I can remember every single time I’ve been bullied.  


Growing up a skinny, scrawny army brat with scholastic aptitude, I was always different.  And moving into the inner city of St. Louis for the first time, I was always shown just how different I was.  


I can never forget the time I was bullied and taunted for wearing an all yellow Nautica shorts outfit (it was my favorite outfit at the time), and I can remember being followed and taunted by the boys in my neighborhood all the way home, and having to redirect my route home after school to avoid further confrontation.  


When you become prey for vicious predators, you learn coping methods, and more importantly, methods to blend in.  But you learn that being a black LGBT kid in the ‘hood, you can’t blend in.  And so you wait, hope, and pray, that another target appears.  


I’ve called every name, I’ve been spit on, been laughed at, and been ridiculed.  Being bullied changes you; it takes away from the joy of everyday life and replaces it with anxiety, depression, guilt, and shame.  You are on edge, and on constant defense.  


Being bullied as an LGBT youth of color, the only thing you learn is how hateful people are.  You realize that bullying is not a rite of passage, and a lot of time, it does not go away, and only intensifies and gets worse.  


Several years after my middle school bullying, I was a college graduate, living in LA, and on the train with one of my best friends who was in town visiting.  Because of my gender identity and expression, we were ridiculed, name called by nearly an entire traincar.  And those who weren’t engaging in the bullying did not come to our aid or defense.  Their silence spoke to their complacency.  I can still feel the bottle of water that was thrown at us as everyone laughed and heckled. 


That experience changed everything for me; from what times I rode the Metro train to even where I sat on the train.  

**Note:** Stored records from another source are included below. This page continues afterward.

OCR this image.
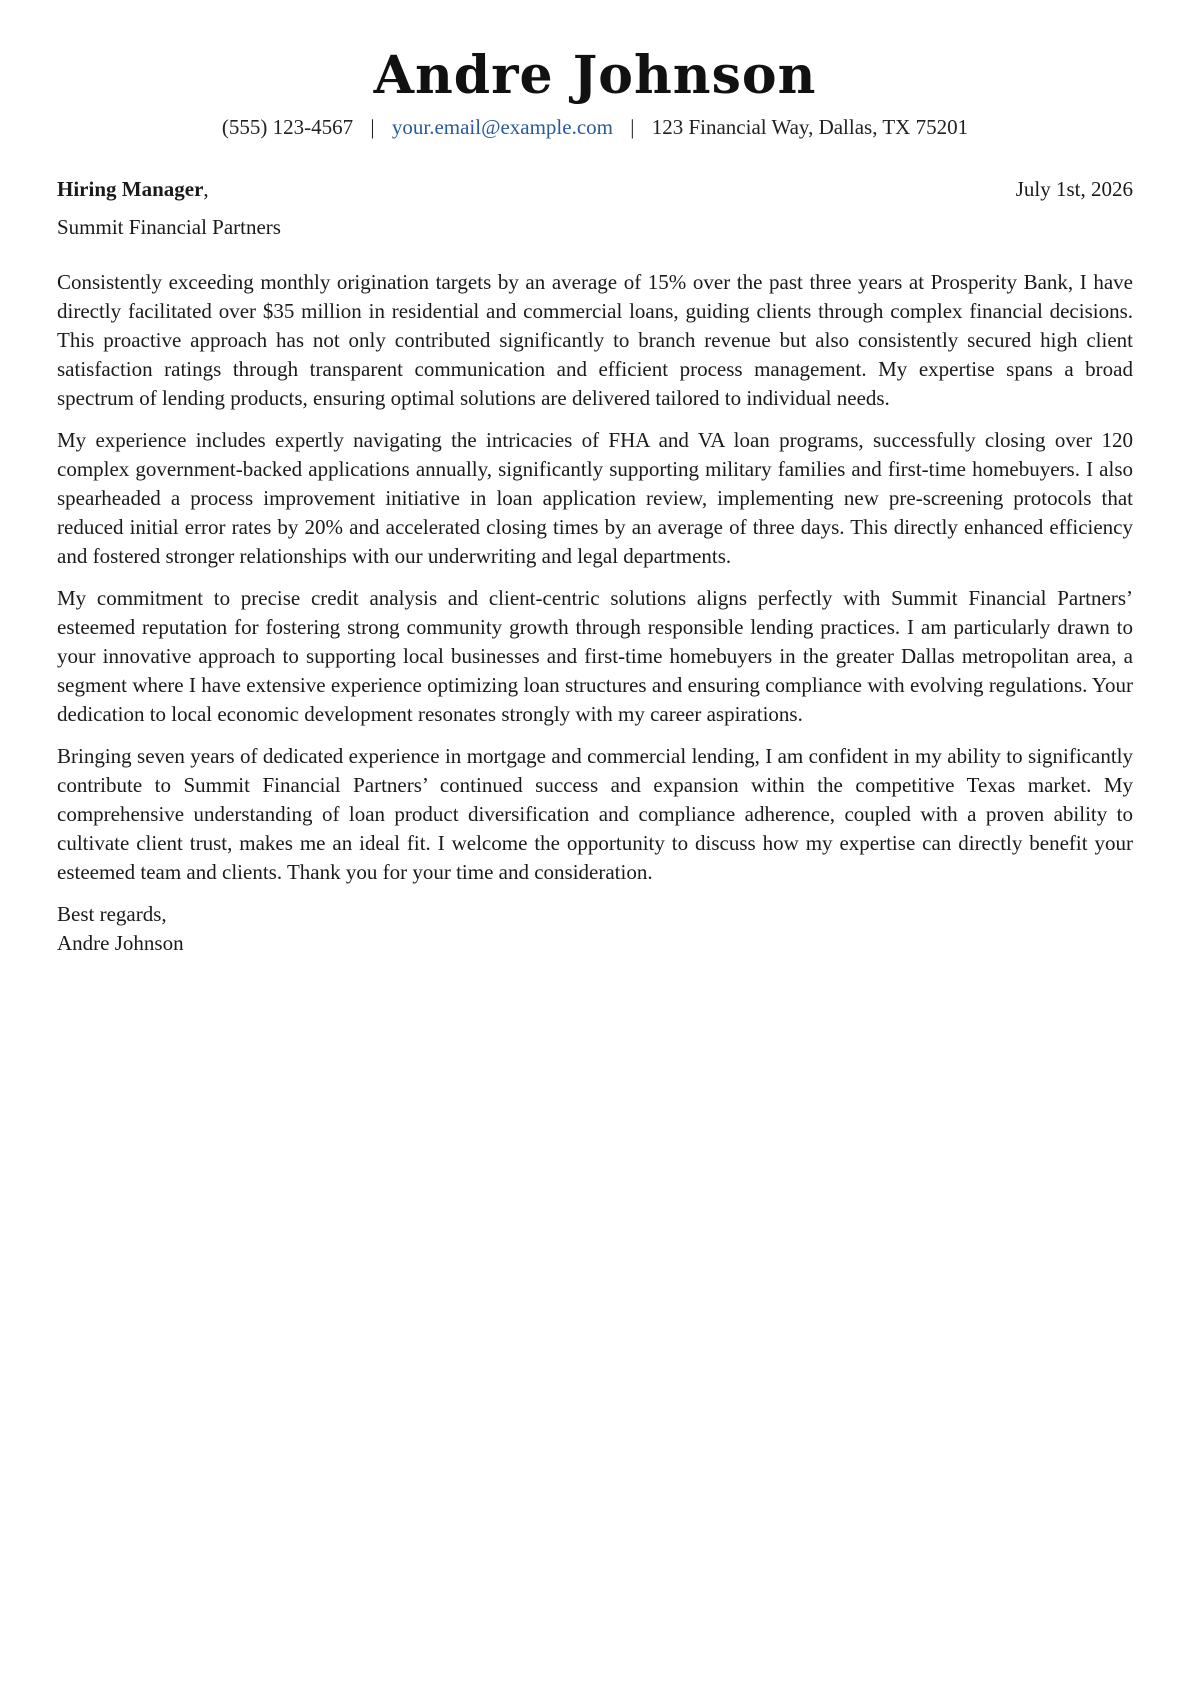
Andre Johnson
(555) 123-4567 | your.email@example.com | 123 Financial Way, Dallas, TX 75201
Hiring Manager,	July 1st, 2026
Summit Financial Partners

Consistently exceeding monthly origination targets by an average of 15% over the past three years at Prosperity Bank, I have directly facilitated over $35 million in residential and commercial loans, guiding clients through complex financial decisions. This proactive approach has not only contributed significantly to branch revenue but also consistently secured high client satisfaction ratings through transparent communication and efficient process management. My expertise spans a broad spectrum of lending products, ensuring optimal solutions are delivered tailored to individual needs.

My experience includes expertly navigating the intricacies of FHA and VA loan programs, successfully closing over 120 complex government-backed applications annually, significantly supporting military families and first-time homebuyers. I also spearheaded a process improvement initiative in loan application review, implementing new pre-screening protocols that reduced initial error rates by 20% and accelerated closing times by an average of three days. This directly enhanced efficiency and fostered stronger relationships with our underwriting and legal departments.

My commitment to precise credit analysis and client-centric solutions aligns perfectly with Summit Financial Partners’ esteemed reputation for fostering strong community growth through responsible lending practices. I am particularly drawn to your innovative approach to supporting local businesses and first-time homebuyers in the greater Dallas metropolitan area, a segment where I have extensive experience optimizing loan structures and ensuring compliance with evolving regulations. Your dedication to local economic development resonates strongly with my career aspirations.

Bringing seven years of dedicated experience in mortgage and commercial lending, I am confident in my ability to significantly contribute to Summit Financial Partners’ continued success and expansion within the competitive Texas market. My comprehensive understanding of loan product diversification and compliance adherence, coupled with a proven ability to cultivate client trust, makes me an ideal fit. I welcome the opportunity to discuss how my expertise can directly benefit your esteemed team and clients. Thank you for your time and consideration.

Best regards,
Andre Johnson
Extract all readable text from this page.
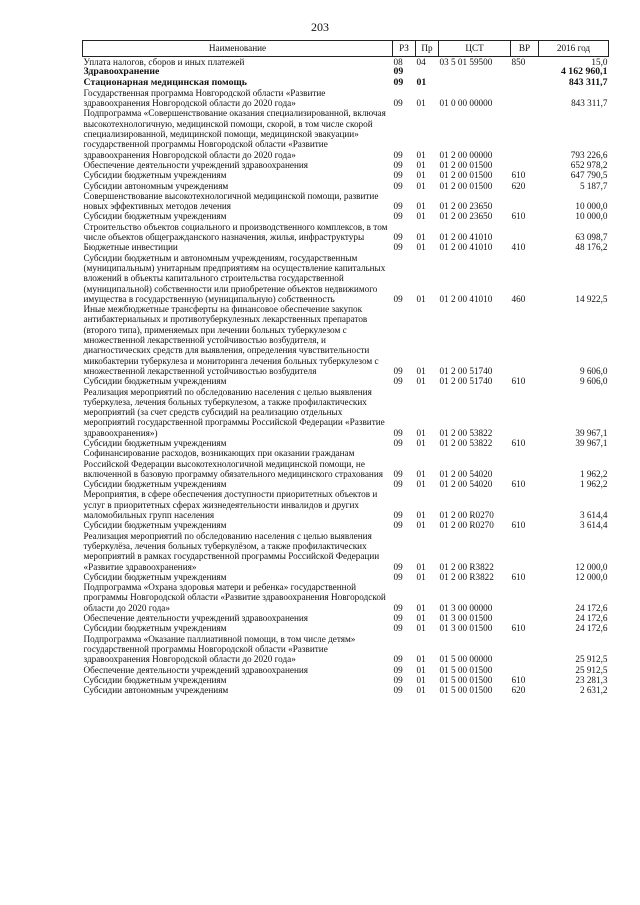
203
Наименование	РЗ	Пр	ЦСТ	ВР	2016 год
Уплата налогов, сборов и иных платежей	08	04	03 5 01 59500	850	15,0
Здравоохранение	09				4 162 960,1
Стационарная медицинская помощь	09	01			843 311,7
Государственная программа Новгородской области «Развитие здравоохранения Новгородской области до 2020 года»	09	01	01 0 00 00000		843 311,7
Подпрограмма «Совершенствование оказания специализированной, включая высокотехнологичную, медицинской помощи, скорой, в том числе скорой специализированной, медицинской помощи, медицинской эвакуации» государственной программы Новгородской области «Развитие здравоохранения Новгородской области до 2020 года»	09	01	01 2 00 00000		793 226,6
Обеспечение деятельности учреждений здравоохранения	09	01	01 2 00 01500		652 978,2
Субсидии бюджетным учреждениям	09	01	01 2 00 01500	610	647 790,5
Субсидии автономным учреждениям	09	01	01 2 00 01500	620	5 187,7
Совершенствование высокотехнологичной медицинской помощи, развитие новых эффективных методов лечения	09	01	01 2 00 23650		10 000,0
Субсидии бюджетным учреждениям	09	01	01 2 00 23650	610	10 000,0
Строительство объектов социального и производственного комплексов, в том числе объектов общегражданского назначения, жилья, инфраструктуры	09	01	01 2 00 41010		63 098,7
Бюджетные инвестиции	09	01	01 2 00 41010	410	48 176,2
Субсидии бюджетным и автономным учреждениям, государственным (муниципальным) унитарным предприятиям на осуществление капитальных вложений в объекты капитального строительства государственной (муниципальной) собственности или приобретение объектов недвижимого имущества в государственную (муниципальную) собственность	09	01	01 2 00 41010	460	14 922,5
Иные межбюджетные трансферты на финансовое обеспечение закупок антибактериальных и противотуберкулезных лекарственных препаратов (второго типа), применяемых при лечении больных туберкулезом с множественной лекарственной устойчивостью возбудителя, и диагностических средств для выявления, определения чувствительности микобактерии туберкулеза и мониторинга лечения больных туберкулезом с множественной лекарственной устойчивостью возбудителя	09	01	01 2 00 51740		9 606,0
Субсидии бюджетным учреждениям	09	01	01 2 00 51740	610	9 606,0
Реализация мероприятий по обследованию населения с целью выявления туберкулеза, лечения больных туберкулезом, а также профилактических мероприятий (за счет средств субсидий на реализацию отдельных мероприятий государственной программы Российской Федерации «Развитие здравоохранения»)	09	01	01 2 00 53822		39 967,1
Субсидии бюджетным учреждениям	09	01	01 2 00 53822	610	39 967,1
Софинансирование расходов, возникающих при оказании гражданам Российской Федерации высокотехнологичной медицинской помощи, не включенной в базовую программу обязательного медицинского страхования	09	01	01 2 00 54020		1 962,2
Субсидии бюджетным учреждениям	09	01	01 2 00 54020	610	1 962,2
Мероприятия, в сфере обеспечения доступности приоритетных объектов и услуг в приоритетных сферах жизнедеятельности инвалидов и других маломобильных групп населения	09	01	01 2 00 R0270		3 614,4
Субсидии бюджетным учреждениям	09	01	01 2 00 R0270	610	3 614,4
Реализация мероприятий по обследованию населения с целью выявления туберкулёза, лечения больных туберкулёзом, а также профилактических мероприятий в рамках государственной программы Российской Федерации «Развитие здравоохранения»	09	01	01 2 00 R3822		12 000,0
Субсидии бюджетным учреждениям	09	01	01 2 00 R3822	610	12 000,0
Подпрограмма «Охрана здоровья матери и ребенка» государственной программы Новгородской области «Развитие здравоохранения Новгородской области до 2020 года»	09	01	01 3 00 00000		24 172,6
Обеспечение деятельности учреждений здравоохранения	09	01	01 3 00 01500		24 172,6
Субсидии бюджетным учреждениям	09	01	01 3 00 01500	610	24 172,6
Подпрограмма «Оказание паллиативной помощи, в том числе детям» государственной программы Новгородской области «Развитие здравоохранения Новгородской области до 2020 года»	09	01	01 5 00 00000		25 912,5
Обеспечение деятельности учреждений здравоохранения	09	01	01 5 00 01500		25 912,5
Субсидии бюджетным учреждениям	09	01	01 5 00 01500	610	23 281,3
Субсидии автономным учреждениям	09	01	01 5 00 01500	620	2 631,2
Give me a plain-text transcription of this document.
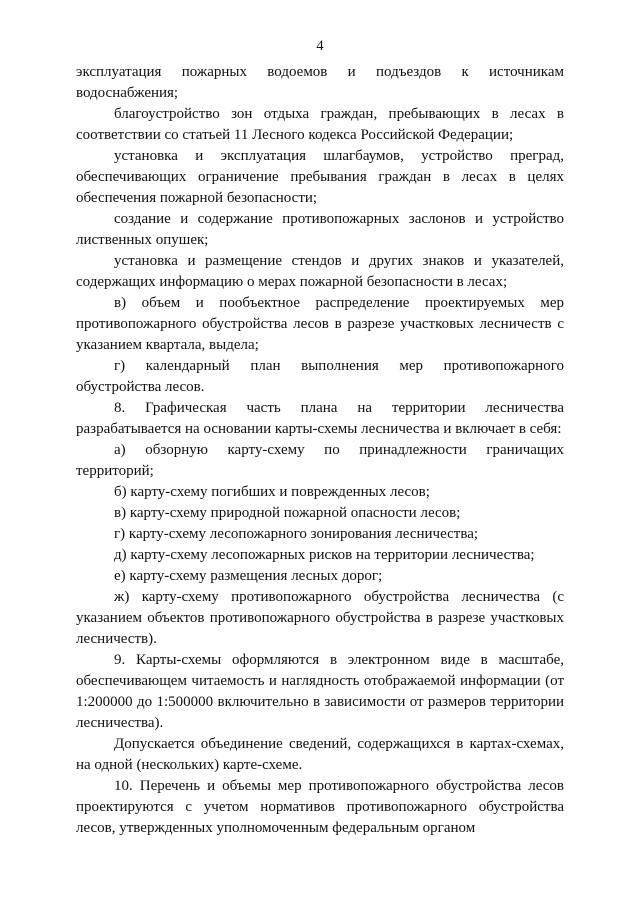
4

эксплуатация пожарных водоемов и подъездов к источникам водоснабжения;

благоустройство зон отдыха граждан, пребывающих в лесах в соответствии со статьей 11 Лесного кодекса Российской Федерации;

установка и эксплуатация шлагбаумов, устройство преград, обеспечивающих ограничение пребывания граждан в лесах в целях обеспечения пожарной безопасности;

создание и содержание противопожарных заслонов и устройство лиственных опушек;

установка и размещение стендов и других знаков и указателей, содержащих информацию о мерах пожарной безопасности в лесах;

в) объем и пообъектное распределение проектируемых мер противопожарного обустройства лесов в разрезе участковых лесничеств с указанием квартала, выдела;

г) календарный план выполнения мер противопожарного обустройства лесов.

8. Графическая часть плана на территории лесничества разрабатывается на основании карты-схемы лесничества и включает в себя:

а) обзорную карту-схему по принадлежности граничащих территорий;

б) карту-схему погибших и поврежденных лесов;

в) карту-схему природной пожарной опасности лесов;

г) карту-схему лесопожарного зонирования лесничества;

д) карту-схему лесопожарных рисков на территории лесничества;

е) карту-схему размещения лесных дорог;

ж) карту-схему противопожарного обустройства лесничества (с указанием объектов противопожарного обустройства в разрезе участковых лесничеств).

9. Карты-схемы оформляются в электронном виде в масштабе, обеспечивающем читаемость и наглядность отображаемой информации (от 1:200000 до 1:500000 включительно в зависимости от размеров территории лесничества).

Допускается объединение сведений, содержащихся в картах-схемах, на одной (нескольких) карте-схеме.

10. Перечень и объемы мер противопожарного обустройства лесов проектируются с учетом нормативов противопожарного обустройства лесов, утвержденных уполномоченным федеральным органом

They say that bullying is an adolescent rite of passage; that you’re ‘made fun of’, you get tough skin, and then you grow up.  That you learn from it.  I was once bright and vibrant, but the years of bullying hollowed me out some; making me a little more distant and closed-off.  I grew thicker skin and learned to be more alert and aware.  I also realized that other’s perceptions of me do not define me nor control my life or existence.



I wish Nigel Shelby could’ve gotten to the other side.  I wish he could’ve been able to see that while this world may not get or be better, he deserved every opportunity in life to experience the world and make it his own.  


We are losing too many of our kids, and our youth to bullying.  Too many of our LGBT babies, our little brothers and sisters are dying; when it’s not at the hands of hate and bigotry, it’s at their own hands.  


Bullying, hate, and bigotry isn’t an LGTB problem.  It’s a universal problem; one that affects everyone.  Nigel Shelby isn’t the first and won’t be the last if we don’t get to the root of the hate and bigotry that continues to separate and divide.  Until then, we must live for Nigel Shelby, and those gone too soon.